WASHINGTON: US forces tried but failed to rescue reporter James Foley and other US hostages held in Syria by the so-called Islamic State (IS), officials and reports said Wednesday (Aug 21). The IS released a video Tuesday showing Foley's on-camera beheading, a murder that has provoked worldwide revulsion.
The Pentagon and the White House did not say if the covert mission was to rescue Foley, who was kidnapped in northern Syria in November 2012. However US media, citing senior Obama administration officials, said Foley was among those US Special Operations commandos were trying to rescue.
The video of Foley's killing also showed a second US reporter, Steven Sotloff, being paraded by a black-clad IS militant who warned that he would also be killed if US President Barack Obama does not stop air strikes on IS positions in Iraq.
"The United States attempted a rescue operation recently to free a number of American hostages held in Syria by the Islamic State of Iraq and the Levant (IS)," Pentagon spokesman Rear Admiral John Kirby said in a statement. "This operation involved air and ground components and was focused on a particular captor network within ISIL (IS). Unfortunately, the mission was not successful because the hostages were not present at the targeted location."
The White House said in a separate statement that the rescue attempt was authorized "earlier this summer." It involved several dozen US commandos, one of whom was injured in a fierce firefight with IS militants, The Washington Post said, calling it the first known US ground operation in Syria since the country's descent into civil war. The Post said that it was believed that Sotloff was also among the group being held that included Foley.
IN HARMS' WAY
IS, also known as ISIL, considers Washington its arch enemy and has overrun large swaths of Iraq and Syria. It says it represents the aspirations of a global Muslim caliphate.
"As we have said repeatedly, the United States government is committed to the safety and well-being of its citizens, particularly those suffering in captivity," said Kirby. "In this case, we put the best of the United States military in harms' way to try and bring our citizens home."
In the White House statement on the rescue attempt, Lisa Monaco, assistant to President Barack Obama for Homeland Security and Counterterrorism, said: "The president authorized action at this time because it was the national security team's assessment that these hostages were in danger with each passing day in ISIL custody. "The US government had what we believed was sufficient intelligence, and when the opportunity presented itself, the president authorized the Department of Defense to move aggressively to recover our citizens."

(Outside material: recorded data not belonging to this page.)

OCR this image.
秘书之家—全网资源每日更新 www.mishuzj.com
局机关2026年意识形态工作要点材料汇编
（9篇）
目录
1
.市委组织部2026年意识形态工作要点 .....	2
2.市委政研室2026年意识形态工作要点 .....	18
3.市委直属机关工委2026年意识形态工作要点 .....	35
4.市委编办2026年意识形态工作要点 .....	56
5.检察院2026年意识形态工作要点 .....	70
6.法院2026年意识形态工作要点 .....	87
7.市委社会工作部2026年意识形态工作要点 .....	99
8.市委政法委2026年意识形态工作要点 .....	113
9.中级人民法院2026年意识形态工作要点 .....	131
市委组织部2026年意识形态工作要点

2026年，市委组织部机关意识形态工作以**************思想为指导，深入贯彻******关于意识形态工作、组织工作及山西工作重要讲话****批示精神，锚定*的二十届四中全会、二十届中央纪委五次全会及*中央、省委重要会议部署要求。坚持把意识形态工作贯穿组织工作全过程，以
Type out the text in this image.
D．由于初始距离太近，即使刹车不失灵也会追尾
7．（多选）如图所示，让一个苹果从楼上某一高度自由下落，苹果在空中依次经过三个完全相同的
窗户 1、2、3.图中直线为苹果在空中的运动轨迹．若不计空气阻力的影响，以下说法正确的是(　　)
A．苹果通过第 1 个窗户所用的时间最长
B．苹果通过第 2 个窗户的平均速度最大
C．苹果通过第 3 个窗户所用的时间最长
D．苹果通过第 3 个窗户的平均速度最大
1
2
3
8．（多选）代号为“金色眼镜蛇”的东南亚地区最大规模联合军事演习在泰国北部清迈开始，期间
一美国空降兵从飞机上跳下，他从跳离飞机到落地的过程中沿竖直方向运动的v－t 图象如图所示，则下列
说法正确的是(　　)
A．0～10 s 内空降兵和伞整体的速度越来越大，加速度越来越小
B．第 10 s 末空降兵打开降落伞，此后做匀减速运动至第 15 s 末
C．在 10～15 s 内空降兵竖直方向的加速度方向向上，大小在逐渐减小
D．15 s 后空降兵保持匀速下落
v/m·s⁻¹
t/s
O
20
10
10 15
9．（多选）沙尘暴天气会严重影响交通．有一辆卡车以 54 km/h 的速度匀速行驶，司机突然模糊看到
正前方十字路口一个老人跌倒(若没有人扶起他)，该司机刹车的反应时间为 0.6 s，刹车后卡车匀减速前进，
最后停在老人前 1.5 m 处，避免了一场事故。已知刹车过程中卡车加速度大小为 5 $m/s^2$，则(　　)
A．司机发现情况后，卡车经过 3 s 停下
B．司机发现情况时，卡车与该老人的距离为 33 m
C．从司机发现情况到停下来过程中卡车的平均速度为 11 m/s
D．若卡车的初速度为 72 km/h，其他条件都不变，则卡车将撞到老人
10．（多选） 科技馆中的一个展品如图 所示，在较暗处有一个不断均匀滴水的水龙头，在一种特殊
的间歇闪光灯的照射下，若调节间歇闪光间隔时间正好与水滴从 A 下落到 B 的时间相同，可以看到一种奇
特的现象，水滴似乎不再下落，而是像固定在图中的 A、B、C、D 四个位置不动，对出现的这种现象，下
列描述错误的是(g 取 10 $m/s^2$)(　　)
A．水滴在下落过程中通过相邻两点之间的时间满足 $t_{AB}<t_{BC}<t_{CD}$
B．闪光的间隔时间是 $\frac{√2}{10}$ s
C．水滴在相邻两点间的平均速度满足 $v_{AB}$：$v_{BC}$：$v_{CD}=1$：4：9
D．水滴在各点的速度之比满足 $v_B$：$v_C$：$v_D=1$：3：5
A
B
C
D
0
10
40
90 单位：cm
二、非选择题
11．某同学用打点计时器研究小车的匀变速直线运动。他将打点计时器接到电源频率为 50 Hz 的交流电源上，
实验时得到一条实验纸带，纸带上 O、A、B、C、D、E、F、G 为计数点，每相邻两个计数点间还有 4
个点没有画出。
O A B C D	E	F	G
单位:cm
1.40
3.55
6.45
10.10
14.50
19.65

She added: "Their effort should serve as another signal to those who would do us harm that the United States will not tolerate the abduction of our people, and will spare no effort to secure the safety of our citizens and to hold their captors accountable."
It is not known how many foreign hostages are being held by IS fighters in Syria and Iraq.
National Security Council spokeswoman Caitlin Hayden said it had never been intended to reveal the operation, which the Post said came after at least six European hostages freed by the militants last spring had been debriefed by US intelligence.
"An overriding concern for the safety of the hostages and for operational security made it imperative that we preserve as much secrecy as possible," Hayden said in a statement. "We only went public today when it was clear a number of media outlets were preparing to report on the operation and that we would have no choice but to acknowledge it."